The military after 9/11: How wars impacted veterans’ mental health and care
September 12, 2021 / by Ron Mackovich and Emily GersemaProfessor Carl Castro and other USC experts reflect on the reverberations of 9/11 and the end of the war in Afghanistan, including the impact on veterans and their mental health care.
Since America was shaken by terrorist attacks of 9/11, the U.S. military has fought in the longest conflict in the nation’s history. That has left multiple generations of veterans suffering from PTSD and other health issues.
In prior wars, PTSD was not well understood, nor were treatments as widely available. USC researchers say they anticipate that the nation’s military withdrawal from Afghanistan will not end the trauma, and they are continuing to look for new and better ways to help returning soldiers.
With Afghanistan, “we’ve never had something happen like this before,” Carl Castro of the USC Suzanne Dworak-Peck School of Social Work says of the 20-year war. “There were fathers and sons, mothers and daughters serving in the same war. It’s multigenerational.
“It connects back to what many experienced in Vietnam as well. Our nation is not used to losing war, and this is going to be a hard loss to take in many areas, many worlds.”
Experts are still trying to help veterans impacted by the 1991 Gulf War and the 2003 invasion of Iraq.

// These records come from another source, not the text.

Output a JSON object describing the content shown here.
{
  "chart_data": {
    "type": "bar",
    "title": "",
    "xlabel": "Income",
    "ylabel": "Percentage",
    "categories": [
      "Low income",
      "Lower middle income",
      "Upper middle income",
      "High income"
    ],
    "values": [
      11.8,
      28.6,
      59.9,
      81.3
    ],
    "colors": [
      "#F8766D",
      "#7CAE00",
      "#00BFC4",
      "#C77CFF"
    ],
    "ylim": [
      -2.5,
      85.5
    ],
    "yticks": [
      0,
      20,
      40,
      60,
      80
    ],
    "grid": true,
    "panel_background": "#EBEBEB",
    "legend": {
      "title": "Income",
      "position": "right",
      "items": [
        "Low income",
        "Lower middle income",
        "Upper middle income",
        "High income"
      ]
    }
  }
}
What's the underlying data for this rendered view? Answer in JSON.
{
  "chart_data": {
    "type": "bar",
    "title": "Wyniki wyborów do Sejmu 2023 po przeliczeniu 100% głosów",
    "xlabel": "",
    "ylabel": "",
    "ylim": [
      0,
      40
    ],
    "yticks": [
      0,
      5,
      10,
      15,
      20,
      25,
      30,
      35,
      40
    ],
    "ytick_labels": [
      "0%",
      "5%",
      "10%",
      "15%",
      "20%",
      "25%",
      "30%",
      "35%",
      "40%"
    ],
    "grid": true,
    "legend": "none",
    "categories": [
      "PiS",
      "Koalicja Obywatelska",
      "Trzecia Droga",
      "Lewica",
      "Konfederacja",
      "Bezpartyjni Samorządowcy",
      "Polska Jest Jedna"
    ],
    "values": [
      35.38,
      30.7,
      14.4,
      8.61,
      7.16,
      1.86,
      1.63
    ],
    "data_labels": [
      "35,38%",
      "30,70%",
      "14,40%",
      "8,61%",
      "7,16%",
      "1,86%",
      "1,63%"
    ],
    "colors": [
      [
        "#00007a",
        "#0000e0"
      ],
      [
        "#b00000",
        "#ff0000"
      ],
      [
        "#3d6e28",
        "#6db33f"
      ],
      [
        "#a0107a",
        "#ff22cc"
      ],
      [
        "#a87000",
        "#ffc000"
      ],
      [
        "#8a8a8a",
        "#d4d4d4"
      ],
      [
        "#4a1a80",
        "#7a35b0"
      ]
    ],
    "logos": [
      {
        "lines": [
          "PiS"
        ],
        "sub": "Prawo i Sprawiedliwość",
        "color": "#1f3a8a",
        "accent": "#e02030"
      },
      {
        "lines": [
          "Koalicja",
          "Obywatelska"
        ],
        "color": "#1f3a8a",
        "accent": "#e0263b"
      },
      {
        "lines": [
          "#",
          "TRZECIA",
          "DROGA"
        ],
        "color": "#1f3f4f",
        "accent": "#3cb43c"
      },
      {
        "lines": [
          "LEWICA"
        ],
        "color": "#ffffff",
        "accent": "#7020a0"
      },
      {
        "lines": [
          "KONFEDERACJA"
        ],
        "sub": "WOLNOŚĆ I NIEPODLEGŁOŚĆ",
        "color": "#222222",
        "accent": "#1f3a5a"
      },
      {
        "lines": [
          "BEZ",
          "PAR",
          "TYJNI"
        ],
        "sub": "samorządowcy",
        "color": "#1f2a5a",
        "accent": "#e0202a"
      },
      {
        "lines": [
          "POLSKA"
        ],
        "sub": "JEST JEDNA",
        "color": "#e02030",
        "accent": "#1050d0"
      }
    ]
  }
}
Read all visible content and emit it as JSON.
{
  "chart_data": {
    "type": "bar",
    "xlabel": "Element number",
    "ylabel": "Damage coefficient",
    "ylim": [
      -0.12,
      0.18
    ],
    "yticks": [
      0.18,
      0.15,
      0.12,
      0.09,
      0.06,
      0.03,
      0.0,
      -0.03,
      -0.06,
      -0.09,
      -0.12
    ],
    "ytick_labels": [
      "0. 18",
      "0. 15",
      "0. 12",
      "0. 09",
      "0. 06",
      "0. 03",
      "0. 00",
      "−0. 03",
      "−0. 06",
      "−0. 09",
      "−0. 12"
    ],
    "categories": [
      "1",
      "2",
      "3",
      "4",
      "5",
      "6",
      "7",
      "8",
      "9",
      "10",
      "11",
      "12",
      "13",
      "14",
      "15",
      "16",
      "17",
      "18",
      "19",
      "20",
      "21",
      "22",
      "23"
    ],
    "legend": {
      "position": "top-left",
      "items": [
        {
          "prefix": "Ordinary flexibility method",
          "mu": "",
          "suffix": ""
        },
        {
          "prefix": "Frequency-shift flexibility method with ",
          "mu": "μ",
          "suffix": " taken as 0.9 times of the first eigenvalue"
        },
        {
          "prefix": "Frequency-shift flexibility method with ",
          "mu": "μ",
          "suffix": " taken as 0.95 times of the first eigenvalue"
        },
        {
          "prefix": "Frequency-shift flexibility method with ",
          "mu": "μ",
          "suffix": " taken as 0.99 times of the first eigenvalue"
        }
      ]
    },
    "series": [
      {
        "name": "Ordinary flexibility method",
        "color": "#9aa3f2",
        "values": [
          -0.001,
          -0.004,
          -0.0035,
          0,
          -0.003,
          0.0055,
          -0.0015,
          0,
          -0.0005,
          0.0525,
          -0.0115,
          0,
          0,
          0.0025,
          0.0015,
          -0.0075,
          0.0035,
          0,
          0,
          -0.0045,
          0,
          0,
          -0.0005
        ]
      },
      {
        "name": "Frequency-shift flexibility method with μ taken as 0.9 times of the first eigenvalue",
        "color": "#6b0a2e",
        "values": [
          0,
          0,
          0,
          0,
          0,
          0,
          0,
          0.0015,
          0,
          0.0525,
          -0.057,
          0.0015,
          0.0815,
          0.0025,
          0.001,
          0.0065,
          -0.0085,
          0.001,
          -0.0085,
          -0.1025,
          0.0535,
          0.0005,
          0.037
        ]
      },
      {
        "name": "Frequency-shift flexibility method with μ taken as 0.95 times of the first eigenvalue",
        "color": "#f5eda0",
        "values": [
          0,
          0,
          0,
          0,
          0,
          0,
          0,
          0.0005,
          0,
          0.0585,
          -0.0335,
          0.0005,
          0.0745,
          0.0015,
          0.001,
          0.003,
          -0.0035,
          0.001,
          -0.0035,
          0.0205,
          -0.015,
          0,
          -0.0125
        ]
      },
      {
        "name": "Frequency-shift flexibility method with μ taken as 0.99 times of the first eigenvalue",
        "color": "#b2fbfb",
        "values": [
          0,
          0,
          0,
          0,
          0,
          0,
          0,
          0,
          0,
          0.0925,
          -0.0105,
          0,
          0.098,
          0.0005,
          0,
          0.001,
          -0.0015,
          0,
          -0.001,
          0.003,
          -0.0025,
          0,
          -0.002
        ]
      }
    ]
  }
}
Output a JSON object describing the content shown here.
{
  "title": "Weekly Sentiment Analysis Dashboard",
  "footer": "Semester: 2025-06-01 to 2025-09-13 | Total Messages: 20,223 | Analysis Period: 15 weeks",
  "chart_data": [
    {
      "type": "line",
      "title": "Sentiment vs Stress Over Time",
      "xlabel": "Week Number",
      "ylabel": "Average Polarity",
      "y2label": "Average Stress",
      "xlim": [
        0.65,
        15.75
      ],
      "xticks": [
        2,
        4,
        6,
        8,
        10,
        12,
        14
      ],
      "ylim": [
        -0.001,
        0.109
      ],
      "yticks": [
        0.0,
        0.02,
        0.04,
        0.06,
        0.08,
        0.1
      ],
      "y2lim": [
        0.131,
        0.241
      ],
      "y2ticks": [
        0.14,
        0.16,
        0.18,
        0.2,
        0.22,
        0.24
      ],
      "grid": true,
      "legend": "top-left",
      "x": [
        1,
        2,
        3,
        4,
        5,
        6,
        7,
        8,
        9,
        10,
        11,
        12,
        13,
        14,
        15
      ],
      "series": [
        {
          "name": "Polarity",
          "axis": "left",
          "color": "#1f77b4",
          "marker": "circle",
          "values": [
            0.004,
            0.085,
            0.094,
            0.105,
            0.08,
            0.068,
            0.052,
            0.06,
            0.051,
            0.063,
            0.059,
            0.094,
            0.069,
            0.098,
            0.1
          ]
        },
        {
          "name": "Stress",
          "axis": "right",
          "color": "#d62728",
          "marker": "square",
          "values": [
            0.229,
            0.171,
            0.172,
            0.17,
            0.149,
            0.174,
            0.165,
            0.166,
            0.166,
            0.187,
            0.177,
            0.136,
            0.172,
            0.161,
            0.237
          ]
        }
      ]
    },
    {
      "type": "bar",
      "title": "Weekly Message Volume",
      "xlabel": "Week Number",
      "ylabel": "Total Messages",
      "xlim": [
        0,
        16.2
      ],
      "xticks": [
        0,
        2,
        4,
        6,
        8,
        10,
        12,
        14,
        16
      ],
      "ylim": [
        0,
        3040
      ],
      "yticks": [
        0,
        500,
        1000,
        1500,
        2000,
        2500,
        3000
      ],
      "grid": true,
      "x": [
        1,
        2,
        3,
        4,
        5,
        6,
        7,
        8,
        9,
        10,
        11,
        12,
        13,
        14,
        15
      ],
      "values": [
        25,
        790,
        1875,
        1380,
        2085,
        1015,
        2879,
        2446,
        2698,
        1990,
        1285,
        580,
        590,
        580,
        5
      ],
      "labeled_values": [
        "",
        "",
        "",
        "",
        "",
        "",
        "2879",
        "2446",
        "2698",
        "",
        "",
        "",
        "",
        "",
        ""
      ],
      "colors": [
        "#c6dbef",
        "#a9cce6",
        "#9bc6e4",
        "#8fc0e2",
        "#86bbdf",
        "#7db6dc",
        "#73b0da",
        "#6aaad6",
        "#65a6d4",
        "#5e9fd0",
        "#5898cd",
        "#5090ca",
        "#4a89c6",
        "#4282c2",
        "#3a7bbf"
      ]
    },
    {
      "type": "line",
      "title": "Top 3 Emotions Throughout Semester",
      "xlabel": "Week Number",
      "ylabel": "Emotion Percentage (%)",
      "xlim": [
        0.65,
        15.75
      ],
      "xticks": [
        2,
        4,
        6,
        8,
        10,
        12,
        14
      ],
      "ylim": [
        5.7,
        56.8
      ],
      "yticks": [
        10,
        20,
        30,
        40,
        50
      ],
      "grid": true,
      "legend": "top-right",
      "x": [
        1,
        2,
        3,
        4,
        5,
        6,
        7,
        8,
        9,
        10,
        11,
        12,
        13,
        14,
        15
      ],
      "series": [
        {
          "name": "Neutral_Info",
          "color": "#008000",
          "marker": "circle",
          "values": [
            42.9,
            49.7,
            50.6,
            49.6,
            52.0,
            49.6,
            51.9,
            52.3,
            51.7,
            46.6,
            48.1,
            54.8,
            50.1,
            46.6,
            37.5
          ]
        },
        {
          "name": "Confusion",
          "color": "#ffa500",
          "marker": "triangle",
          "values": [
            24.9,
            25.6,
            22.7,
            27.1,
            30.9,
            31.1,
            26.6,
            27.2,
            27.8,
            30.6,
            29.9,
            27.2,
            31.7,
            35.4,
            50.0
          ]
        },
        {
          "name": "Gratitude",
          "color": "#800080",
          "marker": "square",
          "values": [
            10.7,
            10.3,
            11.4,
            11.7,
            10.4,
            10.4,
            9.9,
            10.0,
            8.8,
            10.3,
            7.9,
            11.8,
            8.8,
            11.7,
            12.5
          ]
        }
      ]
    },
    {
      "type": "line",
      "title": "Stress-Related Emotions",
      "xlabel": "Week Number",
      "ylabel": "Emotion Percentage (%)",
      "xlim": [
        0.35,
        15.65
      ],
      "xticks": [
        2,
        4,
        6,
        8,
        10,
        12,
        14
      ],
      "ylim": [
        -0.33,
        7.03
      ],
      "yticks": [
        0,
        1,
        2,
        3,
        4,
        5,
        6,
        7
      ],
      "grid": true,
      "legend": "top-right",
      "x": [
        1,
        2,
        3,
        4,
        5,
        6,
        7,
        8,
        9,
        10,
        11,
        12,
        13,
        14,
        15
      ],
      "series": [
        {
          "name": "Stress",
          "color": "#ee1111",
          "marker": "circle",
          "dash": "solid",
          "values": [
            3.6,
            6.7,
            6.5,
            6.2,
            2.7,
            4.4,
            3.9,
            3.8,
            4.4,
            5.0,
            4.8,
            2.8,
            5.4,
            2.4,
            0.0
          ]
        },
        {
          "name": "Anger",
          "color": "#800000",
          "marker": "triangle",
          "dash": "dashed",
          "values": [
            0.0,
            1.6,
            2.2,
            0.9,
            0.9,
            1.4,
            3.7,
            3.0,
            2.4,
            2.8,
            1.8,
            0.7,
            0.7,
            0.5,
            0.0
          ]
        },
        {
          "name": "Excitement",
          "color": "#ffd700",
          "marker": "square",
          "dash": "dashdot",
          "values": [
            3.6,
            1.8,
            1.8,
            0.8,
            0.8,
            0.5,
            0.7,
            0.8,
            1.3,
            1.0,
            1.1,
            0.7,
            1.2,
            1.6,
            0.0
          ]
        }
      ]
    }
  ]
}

Multiple deployments and veterans’ mental health
According to a Pew Research Center survey in spring 2019, 75% of the post-9/11 veterans (about 800,000) were deployed at least once – significantly more than in prior years, when 58% were deployed or in combat. Deployment raises the likelihood that veterans experienced trauma and carry visible and invisible scars, physical and mental.
About 36% of the 1,284 veterans who participated in that survey said they believed they suffered post-traumatic stress; 6 in 10 said they saw someone killed — either someone in their unit or in an ally unit.
Castro directs the social work school’s Center for Innovation and Research on Veterans and Military Families, which aims to strengthen the support network for veterans and their families. He anticipates that veterans returning from Afghanistan will suffer a host of confusing emotions.
“It ranges from anger, frustration, grief and in some ways happiness that we’re out,” he said. “Some are going to feel a sense of futility, asking, ‘What was this all for?’ Winning the battle doesn’t always translate to winning the war.”
USC researchers want to help. In fact, some have made new tools to draw out the veterans and help them process the trauma that they likely will bear for life.
Reports by the Congressional Budget Office indicate the Veterans Health Administration spends about $8,300 per veteran each year for a five-year treatment plan. The cost is higher for veterans who have a combination of traumatic brain injury and PTSD: $13,800. That adds up to more than $2 billion per year spent on veterans with PTSD.
Veterans’ mental health and virtual reality projects
Albert “Skip” Rizzo is a psychiatrist and who directs the medical virtual reality projects at the USC Institute for Creative Technologies at the USC Viterbi School of Engineering. The virtual reality tools he and his team design include games that are tools for clinical assessment, treatment rehabilitation — such as helping seniors improve their range of motion — and resilience.
For veterans, he and his colleagues have developed SimCoach, a virtual reality counselor that can help assess the severity of a veteran’s trauma and depression so that health professionals can determine the best therapy and treatment plan.
Research indicates that the veterans are more honest with a virtual agent than with a human counselor.
Rizzo and his team also developed Bravemind, a virtual reality simulation that enables clinicians and researchers to safely walk a veteran through simulations of traumatizing events that can give health professionals new insight and a chance to provide deeper therapy.
These therapies are in use now in part because cultural and social attitudes in the military have shifted. Service members are now more likely to seek out and accept mental health support.
“The military now actively promotes the idea that asking for help is sign of strength, not of weakness,” Rizzo said. “Thus, as we have seen throughout history, innovations that emerge in military health care, driven by the urgency of war, typically have a lasting influence on civilian health care long after the last shot is fired.”
Virtual reality is only one of the many technologies that engineers and scientists are turning to; they’re also making new devices.
Who’s driving the increased investment in veterans’ mental health?
This surge in innovation is due to increased investment from a key source: the government – including the military itself.
“One of the clinical game-changing outcomes from the conflicts in Iraq and Afghanistan derives from the military’s support for research and development to advance clinical systems that leverage new technologies,” Rizzo said. “These include telerobotic surgical tools, computerized prosthetic limbs with advanced sensors that improve usability and comfort, and the use of virtual reality in treating PTSD. Veterans with brain and body injuries can engage with game-based physical and occupational therapy.”
Recently, the Pentagon announced plans to provide mental health support for the military members traumatized by leaving Afghanistan.
The troop withdrawal is an opportunity for the nation’s experts to provide help, Castro says.
“Our veterans still need us,” Castro says. “Many still need support and services. Just because the war has ended, it doesn’t mean it’s over. Some veterans will continue to struggle for decades.”